Le Tartuffe, IV, 5, v. 1435-1439

« Suavité », terme dont le Père Bouhours, dans ses Entretiens sur la langue française (1693), affirme qu’il « ne se dit tout au plus qu’en matière de dévotion », était un des termes favoris de saint François de Sales dans L’Introduction à la vie dévote (1609) :

O mondains, les âmes dévotes trouvent beaucoup d’amertume en leurs exercices de mortification, il est vrai, mais en les faisant elles les convertissent en douceur et suavité. Les feux, les flammes, les roues et les épées semblaient des fleurs et des parfums aux martyrs, parce qu’ils étaient dévots.
(éd. de 1662, p. 8)

 

Or, la dévotion est le vrai sucre spirituel, qui ôte l’amertume aux mortifications et la nuisance aux consolations […] elle reçoit le plaisir et la douleur avec un coeur presque toujours semblable, et nous remplit d’une suavité merveilleuse.
( p. 10)

 

Et vous, o mon Dieu, mon Sauveur, vous serez dorénavant le seul objet de mes pensées ;[…] vous serez les délices de mon coeur et la suavité de mes affections.

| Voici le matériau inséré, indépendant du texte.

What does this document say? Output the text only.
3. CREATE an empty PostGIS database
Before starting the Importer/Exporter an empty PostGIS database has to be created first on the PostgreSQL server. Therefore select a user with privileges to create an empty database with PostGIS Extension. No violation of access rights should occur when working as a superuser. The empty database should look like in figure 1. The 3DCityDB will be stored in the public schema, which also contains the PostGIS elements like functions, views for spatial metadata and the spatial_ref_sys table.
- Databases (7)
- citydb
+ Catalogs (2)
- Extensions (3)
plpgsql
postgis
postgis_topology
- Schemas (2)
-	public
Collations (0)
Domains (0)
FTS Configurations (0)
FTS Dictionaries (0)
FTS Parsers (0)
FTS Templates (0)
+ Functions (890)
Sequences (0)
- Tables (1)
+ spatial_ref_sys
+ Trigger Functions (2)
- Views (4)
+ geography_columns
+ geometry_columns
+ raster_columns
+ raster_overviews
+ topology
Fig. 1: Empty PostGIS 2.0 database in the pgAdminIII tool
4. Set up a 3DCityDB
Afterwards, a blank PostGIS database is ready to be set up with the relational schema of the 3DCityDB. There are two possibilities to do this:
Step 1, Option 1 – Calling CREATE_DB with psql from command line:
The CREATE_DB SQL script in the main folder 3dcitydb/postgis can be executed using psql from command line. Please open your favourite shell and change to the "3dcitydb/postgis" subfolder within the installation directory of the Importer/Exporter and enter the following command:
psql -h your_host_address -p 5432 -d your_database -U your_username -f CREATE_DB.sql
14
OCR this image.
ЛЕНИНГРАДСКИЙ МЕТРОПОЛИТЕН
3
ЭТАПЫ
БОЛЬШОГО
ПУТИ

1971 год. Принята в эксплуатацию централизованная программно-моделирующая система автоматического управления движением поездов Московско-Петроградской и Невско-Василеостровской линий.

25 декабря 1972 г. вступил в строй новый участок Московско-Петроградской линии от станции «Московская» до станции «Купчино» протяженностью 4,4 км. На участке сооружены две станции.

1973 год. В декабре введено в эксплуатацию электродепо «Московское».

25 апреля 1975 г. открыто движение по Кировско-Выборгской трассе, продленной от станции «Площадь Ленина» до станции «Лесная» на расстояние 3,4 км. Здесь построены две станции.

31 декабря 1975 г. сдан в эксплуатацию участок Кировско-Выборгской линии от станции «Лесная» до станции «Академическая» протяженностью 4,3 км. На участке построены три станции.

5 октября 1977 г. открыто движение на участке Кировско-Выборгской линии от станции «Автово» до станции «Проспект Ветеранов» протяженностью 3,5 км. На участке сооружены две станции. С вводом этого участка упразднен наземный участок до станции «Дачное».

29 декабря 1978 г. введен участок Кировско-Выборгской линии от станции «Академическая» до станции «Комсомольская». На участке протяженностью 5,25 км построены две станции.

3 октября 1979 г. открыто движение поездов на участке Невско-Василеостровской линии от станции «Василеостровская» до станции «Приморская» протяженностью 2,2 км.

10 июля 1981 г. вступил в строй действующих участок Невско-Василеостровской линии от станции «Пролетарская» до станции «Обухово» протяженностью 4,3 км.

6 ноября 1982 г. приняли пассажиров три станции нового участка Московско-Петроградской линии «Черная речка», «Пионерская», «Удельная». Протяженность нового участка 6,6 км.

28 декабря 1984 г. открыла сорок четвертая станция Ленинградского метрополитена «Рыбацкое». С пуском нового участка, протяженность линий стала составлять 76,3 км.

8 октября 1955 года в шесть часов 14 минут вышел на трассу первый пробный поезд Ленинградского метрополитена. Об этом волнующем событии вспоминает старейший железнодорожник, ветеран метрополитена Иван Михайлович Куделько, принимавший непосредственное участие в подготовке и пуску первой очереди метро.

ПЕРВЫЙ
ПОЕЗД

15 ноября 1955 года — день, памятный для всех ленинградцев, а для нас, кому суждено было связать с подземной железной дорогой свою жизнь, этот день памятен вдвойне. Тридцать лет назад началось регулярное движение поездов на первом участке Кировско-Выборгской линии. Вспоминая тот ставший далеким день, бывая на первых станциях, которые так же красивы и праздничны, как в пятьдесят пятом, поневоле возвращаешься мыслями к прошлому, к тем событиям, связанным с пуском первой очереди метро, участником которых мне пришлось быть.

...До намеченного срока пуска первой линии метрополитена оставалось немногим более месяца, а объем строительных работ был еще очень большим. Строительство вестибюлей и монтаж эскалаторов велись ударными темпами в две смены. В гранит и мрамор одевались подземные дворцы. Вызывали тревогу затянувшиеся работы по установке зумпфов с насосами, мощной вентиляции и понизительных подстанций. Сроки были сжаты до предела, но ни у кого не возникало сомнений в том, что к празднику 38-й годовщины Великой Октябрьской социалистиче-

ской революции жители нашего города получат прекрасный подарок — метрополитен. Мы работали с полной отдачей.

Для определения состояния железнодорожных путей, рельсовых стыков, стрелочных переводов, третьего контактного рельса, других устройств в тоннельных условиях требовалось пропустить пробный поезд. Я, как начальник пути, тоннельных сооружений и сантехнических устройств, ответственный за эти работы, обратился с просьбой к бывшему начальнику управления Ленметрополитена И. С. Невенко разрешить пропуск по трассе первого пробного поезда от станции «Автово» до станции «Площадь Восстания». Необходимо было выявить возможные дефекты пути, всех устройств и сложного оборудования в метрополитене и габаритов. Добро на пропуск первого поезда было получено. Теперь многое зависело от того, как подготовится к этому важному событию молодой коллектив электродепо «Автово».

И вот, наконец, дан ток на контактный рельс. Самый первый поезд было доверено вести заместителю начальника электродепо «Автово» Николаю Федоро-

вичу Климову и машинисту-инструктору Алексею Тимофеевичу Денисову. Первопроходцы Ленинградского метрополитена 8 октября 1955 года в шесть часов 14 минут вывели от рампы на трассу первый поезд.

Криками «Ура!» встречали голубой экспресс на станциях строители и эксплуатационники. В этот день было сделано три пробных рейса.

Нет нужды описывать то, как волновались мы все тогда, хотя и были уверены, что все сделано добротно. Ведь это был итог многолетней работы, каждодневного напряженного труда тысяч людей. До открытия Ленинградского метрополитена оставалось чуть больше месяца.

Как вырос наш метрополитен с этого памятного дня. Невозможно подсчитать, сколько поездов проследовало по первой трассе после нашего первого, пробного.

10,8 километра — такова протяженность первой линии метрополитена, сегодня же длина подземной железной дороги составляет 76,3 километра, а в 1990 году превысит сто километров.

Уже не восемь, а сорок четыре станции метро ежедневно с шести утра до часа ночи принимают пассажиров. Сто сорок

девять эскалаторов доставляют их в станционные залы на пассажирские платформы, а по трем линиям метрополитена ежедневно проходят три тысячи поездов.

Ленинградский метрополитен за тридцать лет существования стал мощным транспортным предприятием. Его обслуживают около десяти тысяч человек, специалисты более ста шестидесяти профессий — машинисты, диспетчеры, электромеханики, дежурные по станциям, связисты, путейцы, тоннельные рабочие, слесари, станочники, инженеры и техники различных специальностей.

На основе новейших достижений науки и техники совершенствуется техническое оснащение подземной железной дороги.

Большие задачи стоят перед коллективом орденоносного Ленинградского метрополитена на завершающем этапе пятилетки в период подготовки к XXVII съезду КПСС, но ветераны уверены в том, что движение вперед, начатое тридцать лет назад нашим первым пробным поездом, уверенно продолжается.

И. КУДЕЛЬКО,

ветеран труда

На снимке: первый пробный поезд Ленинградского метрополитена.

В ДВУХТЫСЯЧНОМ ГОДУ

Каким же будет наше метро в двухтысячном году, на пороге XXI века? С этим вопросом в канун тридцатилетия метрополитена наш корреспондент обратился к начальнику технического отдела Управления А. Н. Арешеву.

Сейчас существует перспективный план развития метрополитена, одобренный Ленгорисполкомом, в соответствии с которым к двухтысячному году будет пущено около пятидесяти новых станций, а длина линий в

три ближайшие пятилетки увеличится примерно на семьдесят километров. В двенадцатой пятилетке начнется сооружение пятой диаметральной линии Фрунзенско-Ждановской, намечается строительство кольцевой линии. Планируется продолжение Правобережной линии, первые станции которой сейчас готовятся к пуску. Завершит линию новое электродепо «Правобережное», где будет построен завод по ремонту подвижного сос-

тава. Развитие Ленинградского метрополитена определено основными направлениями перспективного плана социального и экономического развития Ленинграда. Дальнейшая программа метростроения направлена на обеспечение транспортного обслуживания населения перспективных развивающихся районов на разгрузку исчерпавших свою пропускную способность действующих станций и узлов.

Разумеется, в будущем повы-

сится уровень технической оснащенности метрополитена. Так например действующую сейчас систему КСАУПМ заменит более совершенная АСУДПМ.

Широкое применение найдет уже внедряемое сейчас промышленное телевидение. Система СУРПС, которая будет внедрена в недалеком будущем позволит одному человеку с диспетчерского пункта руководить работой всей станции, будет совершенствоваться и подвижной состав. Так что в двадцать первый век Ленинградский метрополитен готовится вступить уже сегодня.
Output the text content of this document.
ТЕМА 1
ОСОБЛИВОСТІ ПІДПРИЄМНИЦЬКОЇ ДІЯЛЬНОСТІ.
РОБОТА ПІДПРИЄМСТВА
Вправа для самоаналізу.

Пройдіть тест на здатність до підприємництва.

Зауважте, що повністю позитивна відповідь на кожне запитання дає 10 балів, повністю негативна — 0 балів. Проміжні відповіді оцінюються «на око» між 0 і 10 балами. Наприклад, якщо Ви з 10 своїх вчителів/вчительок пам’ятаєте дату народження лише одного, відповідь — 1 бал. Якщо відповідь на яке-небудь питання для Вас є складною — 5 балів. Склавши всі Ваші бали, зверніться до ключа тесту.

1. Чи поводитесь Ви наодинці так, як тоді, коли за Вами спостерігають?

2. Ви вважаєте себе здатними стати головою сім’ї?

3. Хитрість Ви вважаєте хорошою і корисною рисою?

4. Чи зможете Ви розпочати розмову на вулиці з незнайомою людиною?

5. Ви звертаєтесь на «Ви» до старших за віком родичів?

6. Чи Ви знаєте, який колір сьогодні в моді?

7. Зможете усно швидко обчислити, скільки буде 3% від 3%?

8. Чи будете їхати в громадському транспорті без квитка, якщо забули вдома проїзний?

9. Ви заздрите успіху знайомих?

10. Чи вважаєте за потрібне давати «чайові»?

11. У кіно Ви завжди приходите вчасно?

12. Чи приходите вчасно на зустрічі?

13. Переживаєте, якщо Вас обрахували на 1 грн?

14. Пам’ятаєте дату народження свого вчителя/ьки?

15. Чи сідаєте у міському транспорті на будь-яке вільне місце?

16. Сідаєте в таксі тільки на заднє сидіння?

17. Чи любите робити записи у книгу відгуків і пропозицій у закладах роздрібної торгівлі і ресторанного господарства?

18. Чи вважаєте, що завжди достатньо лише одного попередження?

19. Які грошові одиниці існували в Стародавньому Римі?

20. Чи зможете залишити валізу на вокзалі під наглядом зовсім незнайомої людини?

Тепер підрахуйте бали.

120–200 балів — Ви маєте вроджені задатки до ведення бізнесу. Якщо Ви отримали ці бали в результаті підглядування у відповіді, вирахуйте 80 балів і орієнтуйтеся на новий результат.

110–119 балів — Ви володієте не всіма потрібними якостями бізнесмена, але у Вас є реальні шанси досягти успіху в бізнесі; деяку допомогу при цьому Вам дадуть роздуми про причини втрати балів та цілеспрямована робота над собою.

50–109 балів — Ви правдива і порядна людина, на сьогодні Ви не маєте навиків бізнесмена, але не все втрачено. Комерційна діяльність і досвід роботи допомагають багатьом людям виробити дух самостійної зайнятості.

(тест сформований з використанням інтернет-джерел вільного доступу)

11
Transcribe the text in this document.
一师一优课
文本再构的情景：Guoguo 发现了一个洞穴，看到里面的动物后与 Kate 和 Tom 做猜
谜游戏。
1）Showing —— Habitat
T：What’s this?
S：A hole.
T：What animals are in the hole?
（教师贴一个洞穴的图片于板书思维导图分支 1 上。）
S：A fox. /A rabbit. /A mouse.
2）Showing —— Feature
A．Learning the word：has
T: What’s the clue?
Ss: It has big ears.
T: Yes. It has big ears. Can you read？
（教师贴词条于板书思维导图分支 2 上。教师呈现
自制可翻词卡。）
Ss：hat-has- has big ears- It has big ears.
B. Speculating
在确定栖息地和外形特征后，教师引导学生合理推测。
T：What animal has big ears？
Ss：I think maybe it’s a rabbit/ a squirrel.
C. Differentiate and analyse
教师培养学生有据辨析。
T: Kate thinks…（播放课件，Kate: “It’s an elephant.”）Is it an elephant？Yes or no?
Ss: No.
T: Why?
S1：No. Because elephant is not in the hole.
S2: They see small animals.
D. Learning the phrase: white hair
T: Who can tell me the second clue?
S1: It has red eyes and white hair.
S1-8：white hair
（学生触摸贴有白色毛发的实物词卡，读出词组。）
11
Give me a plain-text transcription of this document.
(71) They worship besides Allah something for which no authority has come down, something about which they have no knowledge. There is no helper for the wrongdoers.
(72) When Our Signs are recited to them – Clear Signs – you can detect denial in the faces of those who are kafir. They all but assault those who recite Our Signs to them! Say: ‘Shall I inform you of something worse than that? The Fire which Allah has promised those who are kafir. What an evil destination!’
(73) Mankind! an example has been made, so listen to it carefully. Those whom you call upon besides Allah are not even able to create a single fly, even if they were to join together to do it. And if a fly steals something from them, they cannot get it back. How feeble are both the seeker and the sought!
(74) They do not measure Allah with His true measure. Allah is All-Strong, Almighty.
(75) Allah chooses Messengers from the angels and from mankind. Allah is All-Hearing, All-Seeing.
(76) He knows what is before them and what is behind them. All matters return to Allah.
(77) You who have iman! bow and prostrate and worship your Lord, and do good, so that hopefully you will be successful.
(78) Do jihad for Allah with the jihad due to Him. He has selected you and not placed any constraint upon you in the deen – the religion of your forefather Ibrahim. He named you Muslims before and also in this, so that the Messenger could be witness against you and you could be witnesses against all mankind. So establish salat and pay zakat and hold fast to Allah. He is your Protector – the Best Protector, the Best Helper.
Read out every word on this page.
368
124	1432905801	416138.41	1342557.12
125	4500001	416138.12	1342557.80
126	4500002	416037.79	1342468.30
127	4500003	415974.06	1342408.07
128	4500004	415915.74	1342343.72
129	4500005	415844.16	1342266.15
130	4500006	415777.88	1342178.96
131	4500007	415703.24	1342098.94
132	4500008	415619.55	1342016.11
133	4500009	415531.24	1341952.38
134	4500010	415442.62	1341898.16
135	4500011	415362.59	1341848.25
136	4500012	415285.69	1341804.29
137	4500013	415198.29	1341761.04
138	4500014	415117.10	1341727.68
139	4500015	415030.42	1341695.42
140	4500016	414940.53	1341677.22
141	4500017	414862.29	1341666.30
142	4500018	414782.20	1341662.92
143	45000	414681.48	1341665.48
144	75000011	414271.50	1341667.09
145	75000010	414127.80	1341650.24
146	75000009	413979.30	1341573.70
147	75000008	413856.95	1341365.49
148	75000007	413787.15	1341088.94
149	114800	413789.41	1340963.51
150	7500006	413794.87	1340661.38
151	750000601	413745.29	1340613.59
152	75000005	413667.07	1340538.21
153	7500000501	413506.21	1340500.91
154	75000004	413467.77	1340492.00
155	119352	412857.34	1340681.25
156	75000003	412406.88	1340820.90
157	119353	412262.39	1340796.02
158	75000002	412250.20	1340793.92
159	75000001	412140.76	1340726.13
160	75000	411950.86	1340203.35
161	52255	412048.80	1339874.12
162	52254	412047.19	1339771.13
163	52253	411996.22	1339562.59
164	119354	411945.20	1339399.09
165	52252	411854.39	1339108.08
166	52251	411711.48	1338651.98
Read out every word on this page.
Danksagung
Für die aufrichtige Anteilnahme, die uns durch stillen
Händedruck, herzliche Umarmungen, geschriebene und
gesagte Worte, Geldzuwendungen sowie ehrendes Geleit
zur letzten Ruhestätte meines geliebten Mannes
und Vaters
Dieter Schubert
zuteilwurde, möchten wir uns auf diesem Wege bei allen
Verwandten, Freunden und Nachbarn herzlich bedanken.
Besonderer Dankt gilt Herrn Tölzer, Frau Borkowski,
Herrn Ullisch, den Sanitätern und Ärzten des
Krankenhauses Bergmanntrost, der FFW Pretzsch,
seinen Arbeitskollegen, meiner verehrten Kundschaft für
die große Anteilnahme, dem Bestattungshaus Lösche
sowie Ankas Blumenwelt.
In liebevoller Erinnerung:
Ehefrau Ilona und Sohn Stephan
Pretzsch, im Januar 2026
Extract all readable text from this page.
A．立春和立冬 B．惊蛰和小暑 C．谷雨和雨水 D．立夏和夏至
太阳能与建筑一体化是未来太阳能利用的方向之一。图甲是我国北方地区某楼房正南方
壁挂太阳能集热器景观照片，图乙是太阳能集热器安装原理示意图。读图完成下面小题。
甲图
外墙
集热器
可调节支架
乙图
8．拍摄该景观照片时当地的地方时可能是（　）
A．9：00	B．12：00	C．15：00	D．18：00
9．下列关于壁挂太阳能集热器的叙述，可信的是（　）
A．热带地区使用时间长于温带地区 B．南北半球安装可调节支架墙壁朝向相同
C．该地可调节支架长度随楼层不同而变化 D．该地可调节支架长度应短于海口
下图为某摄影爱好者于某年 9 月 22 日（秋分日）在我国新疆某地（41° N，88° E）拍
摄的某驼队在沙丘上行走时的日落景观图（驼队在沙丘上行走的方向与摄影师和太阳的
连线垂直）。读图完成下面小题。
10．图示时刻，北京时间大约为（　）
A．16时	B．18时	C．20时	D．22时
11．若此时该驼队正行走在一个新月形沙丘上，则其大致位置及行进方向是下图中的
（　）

Si la charité est un lait, la dévotion en est la crème ; si elle est une plante, la dévotion en est la fleur ; si elle est une pierre précieuse, la dévotion en est l’éclat ; si elle est un baume précieux, la dévotion en est l’odeur, et l’odeur de suavité qui conforte les hommes et réjouit les anges.
( p. 11)

 

Ainsi votre langue sera toujours emmiellée de son Dieu, et n’aura point de plus grande suavité que de sentir couler entre vos lèvres des louanges et bénédictions de son nom.
( p. 348)

 

et dans Le Traité de l’amour de Dieu :

O Seigneur que de suavité en l’amour de vos sacrés commandements ! toute douceur délicieuse saisit le coeur qui est saisi de la dilection de votre loi.
(éd. de 1654, p. 616}

 

Il arrive donc quelquefois que N. Seigneur répand imperceptiblement au fond du coeur une certaine douce suavité qui témoigne sa présence.
( p. 455)

 

Son union avec la divine bonté croîtra perpétuellement, quoique insensiblement, et détrempera tout l’esprit d’icelui de son infinie suavité.